The UK Medicines and Healthcare Products Regulatory Agency (MHRA) will launch a scheme next month to allow doctors to prescribe medicines without a marketing authorisation to patients with life-threatening conditions.
The Early Access to Medicines Scheme (EAMS) will allow sufferers with an unmet medical need to take unlicensed or off-label medicines if the MHRA believes there is a positive risk-benefit balance.
The MHRA will evaluate medicines for inclusion in the scheme via two steps. If early clinical data indicates a drug may be suitable, an MHRA scientific meeting applies a Promising Innovative Medicines (PIM) designation.
The second step assesses data submitted by pharmaceutical applicants on a drug’s quality, safety and efficacy, as well as information from the patients who the medicine will help. The MHRA will form a Scientific Opinion on the benefits and risks of the medicine, which will be available on its website for doctors and patients to make a decision on whether to use the medicine before its licence is approved.
The MHRA told In-Pharmatechnologist.com the trigger for an Early Access to Medicines Scientific Opinion does not necessarily have to be the submission of a dossier for marketing authorisation application, but a compelling case based on the evidence collected by the MHRA.
“It is conditional on data from the development process of the product that indicates that the benefit-risk profile of the medicine is positive.

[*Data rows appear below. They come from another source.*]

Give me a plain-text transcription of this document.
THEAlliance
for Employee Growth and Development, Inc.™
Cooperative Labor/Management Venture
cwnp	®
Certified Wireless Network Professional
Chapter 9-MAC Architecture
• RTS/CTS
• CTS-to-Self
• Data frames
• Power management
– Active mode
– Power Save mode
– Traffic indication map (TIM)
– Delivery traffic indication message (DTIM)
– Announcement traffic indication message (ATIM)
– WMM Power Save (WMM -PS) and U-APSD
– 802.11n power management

The scheme will be limited to medicines representing a significant advance in treatment in an area of unmet need,” said Nick Spears, MHRA spokesman.

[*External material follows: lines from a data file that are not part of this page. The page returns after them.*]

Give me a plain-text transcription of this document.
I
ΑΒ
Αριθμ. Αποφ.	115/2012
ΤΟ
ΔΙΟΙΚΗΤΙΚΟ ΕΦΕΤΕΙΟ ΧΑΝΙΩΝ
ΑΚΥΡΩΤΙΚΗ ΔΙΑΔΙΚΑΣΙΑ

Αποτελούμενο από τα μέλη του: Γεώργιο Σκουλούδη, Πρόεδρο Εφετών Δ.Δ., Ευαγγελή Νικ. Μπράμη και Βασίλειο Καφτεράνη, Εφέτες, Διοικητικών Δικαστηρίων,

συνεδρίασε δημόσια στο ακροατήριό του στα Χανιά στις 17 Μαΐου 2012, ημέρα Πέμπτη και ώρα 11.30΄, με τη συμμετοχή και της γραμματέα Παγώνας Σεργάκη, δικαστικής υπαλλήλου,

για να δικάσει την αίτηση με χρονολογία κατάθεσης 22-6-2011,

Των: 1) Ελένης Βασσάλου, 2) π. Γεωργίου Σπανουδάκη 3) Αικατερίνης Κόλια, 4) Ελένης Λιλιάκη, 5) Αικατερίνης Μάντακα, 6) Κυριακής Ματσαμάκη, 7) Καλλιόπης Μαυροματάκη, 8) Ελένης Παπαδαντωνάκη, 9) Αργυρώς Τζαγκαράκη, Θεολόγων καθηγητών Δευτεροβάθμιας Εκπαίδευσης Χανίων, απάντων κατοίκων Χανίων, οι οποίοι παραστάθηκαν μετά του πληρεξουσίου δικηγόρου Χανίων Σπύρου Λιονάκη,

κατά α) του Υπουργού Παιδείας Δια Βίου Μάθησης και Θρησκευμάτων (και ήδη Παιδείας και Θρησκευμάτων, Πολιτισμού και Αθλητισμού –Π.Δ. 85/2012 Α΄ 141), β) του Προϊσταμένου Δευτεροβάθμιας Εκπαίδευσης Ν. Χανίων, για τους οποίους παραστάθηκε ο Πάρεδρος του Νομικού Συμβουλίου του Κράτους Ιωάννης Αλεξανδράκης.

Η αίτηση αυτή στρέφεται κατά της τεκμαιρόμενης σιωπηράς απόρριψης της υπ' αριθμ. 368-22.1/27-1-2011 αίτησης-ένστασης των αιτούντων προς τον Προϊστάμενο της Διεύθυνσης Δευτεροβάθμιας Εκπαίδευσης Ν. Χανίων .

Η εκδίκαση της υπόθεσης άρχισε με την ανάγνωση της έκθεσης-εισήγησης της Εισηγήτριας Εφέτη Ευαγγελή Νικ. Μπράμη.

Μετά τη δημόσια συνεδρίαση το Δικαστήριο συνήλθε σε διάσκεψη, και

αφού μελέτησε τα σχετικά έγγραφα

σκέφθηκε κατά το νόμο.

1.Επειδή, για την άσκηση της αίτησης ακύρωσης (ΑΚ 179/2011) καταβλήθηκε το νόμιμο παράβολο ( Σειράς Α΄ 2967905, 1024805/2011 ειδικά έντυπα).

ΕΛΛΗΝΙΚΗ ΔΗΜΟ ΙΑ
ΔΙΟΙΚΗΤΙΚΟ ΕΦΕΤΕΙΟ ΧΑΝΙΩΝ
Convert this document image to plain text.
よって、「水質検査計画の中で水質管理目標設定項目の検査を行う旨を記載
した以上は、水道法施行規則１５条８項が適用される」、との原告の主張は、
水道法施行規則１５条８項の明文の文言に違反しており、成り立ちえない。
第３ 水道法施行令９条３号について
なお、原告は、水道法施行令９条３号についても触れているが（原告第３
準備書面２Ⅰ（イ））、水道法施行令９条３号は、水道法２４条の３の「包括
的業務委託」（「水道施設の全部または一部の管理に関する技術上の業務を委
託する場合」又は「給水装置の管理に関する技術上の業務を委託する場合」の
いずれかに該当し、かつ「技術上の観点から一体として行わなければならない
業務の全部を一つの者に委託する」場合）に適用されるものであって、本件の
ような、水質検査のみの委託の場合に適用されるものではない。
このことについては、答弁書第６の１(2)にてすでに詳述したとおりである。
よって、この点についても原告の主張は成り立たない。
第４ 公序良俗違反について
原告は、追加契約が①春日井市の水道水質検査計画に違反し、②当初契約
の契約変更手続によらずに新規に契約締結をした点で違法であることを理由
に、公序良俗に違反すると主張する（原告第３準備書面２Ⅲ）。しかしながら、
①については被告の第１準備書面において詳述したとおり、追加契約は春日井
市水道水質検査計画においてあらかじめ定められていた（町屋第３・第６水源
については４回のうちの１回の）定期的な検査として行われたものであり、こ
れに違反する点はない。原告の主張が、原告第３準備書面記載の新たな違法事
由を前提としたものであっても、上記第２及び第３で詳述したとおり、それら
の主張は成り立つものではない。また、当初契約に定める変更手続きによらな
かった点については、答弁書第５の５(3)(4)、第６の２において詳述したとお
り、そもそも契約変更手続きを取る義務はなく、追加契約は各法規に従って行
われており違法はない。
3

“The MHRA will only give an EAMS opinion in cases where data from the development process of the product indicate that the benefit-risk profile of the medicine is positive, in areas of unmet medical need,” he added.

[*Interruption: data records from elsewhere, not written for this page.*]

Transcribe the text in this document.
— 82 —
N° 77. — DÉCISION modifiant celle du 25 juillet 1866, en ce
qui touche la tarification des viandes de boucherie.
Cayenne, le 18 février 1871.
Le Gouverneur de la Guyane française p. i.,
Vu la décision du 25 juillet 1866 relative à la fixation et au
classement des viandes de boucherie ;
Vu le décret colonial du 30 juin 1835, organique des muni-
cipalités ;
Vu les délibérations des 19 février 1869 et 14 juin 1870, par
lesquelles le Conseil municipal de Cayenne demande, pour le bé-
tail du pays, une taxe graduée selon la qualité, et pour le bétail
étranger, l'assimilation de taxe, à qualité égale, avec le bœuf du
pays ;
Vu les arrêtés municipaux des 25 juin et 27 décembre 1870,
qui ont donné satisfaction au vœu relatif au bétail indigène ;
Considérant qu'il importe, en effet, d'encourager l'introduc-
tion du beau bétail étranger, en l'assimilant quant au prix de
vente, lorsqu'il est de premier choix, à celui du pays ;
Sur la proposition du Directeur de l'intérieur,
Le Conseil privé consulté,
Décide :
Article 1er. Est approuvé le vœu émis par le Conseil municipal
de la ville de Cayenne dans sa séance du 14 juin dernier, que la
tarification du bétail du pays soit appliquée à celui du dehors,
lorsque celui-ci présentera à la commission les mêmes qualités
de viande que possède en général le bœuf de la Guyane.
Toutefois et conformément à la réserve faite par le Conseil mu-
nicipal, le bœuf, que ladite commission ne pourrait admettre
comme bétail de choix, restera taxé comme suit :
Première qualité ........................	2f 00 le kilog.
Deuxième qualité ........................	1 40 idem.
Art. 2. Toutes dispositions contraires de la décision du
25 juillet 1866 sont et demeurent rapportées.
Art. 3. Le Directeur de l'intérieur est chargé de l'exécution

“In these circumstances, unmet need means that there are no suitable available therapies and this includes patients who have failed available treatments e.g. patients who have advanced and unresponsive cancer.”
The US launched a comparable Breakthrough Designation Scheme which approved its first treatments – for cystic fibrosis – in January 2013.
“Both schemes have similar aims,” said MHRA’s spokesman, “but different approaches for facilitating earlier access to innovative medicines for patients with serious and life threatening conditions.
“The UK EAMS is a scheme to support access in the UK to unlicensed or off-label medicines in areas of unmet medical need.” Conversely, he said, “the US breakthrough designation relates to the process of drug licensing” and is intended merely to expedite the development and review of drugs for life-threatening conditions.
The fee for an EAMS designation meeting for pharmaceutical companies will be in the region of a MHRA scientific advice meeting, said Spears, and the cost of entry into the Early Access Scientific Opinion step will be around £30,000 ($49,000).